Risk Grupları ve Korunma
Doç. Dr. Temizel, özellikle zayıf yapılı yetişkinlerde LADA görülme sıklığının daha yüksek olduğunu belirtti. Kişinin vücut tipi, kolesterol düzeyleri ve metabolik profilinin de LADA olasılığı konusunda yol gösterici olabileceğini ifade etti.
LADA tipi diyabet için henüz kesinleşmiş bir tedavi algoritması bulunmamakla birlikte temel hedefin, hem kan şekeri kontrolünü sağlamak hem de pankreastaki beta hücre rezervini korumak olduğunu söyleyen Temizel, erken tanı, düzenli takip ve kişiye özel tedavi planlamasının büyük önem taşıdığını vurguladı.
Doç.

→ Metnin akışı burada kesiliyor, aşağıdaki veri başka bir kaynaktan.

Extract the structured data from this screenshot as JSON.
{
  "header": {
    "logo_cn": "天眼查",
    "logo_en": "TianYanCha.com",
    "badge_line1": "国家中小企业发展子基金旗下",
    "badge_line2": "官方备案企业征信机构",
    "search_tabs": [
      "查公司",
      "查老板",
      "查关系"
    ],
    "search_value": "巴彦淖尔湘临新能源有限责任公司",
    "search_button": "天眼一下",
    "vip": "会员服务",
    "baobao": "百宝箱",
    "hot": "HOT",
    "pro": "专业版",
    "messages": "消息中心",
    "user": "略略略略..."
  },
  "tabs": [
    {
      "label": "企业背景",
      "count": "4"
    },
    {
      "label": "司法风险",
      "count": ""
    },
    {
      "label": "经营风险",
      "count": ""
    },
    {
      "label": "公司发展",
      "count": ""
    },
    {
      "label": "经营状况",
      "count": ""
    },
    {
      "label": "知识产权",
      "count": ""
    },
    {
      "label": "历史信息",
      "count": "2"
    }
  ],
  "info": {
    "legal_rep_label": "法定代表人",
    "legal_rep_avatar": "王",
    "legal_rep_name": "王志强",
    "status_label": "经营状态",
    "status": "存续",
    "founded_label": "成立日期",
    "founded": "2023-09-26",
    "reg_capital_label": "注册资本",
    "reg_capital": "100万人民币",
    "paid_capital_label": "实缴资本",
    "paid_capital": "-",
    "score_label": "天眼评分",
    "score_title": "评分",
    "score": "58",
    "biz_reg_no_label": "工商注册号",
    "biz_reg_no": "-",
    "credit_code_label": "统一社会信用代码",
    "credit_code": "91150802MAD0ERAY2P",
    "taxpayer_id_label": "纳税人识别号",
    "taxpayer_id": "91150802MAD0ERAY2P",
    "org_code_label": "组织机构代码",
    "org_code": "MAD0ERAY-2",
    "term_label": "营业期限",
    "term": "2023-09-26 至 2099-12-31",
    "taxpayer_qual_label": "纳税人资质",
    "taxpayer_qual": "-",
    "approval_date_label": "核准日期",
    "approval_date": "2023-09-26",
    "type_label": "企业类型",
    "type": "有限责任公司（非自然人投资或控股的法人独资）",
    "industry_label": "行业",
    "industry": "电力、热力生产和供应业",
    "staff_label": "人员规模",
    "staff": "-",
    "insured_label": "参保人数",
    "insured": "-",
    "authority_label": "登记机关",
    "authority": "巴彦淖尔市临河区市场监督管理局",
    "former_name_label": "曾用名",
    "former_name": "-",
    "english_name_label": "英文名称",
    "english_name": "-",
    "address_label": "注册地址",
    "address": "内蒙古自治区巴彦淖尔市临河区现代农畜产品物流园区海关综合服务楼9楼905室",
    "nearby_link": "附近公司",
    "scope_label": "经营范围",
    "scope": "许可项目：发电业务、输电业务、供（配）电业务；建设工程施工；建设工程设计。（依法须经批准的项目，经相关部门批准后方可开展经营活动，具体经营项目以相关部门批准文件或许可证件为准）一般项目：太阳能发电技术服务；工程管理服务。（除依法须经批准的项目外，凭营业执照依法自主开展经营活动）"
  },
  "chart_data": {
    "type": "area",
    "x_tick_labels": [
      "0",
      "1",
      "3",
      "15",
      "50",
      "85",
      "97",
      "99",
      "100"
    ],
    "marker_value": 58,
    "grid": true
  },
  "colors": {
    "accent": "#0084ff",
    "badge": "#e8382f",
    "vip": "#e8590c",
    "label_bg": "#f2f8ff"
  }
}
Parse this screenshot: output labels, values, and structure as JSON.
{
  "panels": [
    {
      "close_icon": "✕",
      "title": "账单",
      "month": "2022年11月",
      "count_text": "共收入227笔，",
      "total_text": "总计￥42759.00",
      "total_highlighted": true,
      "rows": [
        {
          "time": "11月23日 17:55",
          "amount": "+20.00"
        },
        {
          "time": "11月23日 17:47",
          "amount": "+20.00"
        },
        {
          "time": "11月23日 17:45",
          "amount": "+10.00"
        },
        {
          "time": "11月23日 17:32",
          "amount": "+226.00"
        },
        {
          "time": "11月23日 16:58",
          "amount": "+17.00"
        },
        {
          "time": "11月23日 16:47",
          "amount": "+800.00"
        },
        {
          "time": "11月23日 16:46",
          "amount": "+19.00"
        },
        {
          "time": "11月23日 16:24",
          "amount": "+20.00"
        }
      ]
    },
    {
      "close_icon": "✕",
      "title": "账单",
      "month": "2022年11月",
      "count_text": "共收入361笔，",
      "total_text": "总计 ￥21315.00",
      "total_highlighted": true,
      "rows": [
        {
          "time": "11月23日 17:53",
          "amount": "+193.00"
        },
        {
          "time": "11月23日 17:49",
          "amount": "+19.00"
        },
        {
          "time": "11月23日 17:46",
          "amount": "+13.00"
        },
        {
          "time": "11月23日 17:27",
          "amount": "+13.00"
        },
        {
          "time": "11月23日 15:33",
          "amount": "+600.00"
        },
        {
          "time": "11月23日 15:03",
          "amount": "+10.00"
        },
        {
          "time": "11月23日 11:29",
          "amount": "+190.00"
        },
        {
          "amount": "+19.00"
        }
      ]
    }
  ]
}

Dr. Mustafa Temizel sözlerini şöyle tamamladı: "Tedavide amaç, sadece kan şekeri değerlerini normale döndürmek değildir; aynı zamanda hastalığın ilerlemesini yavaşlatmak, pankreasın kalan insülin üretim kapasitesini korumaktır. Bu da hastaların düzenli aralıklarla kontrol edilmesi, beslenme ve egzersiz programlarına uyum sağlaması, gerektiğinde zamanında insülin tedavisine geçilmesiyle mümkündür."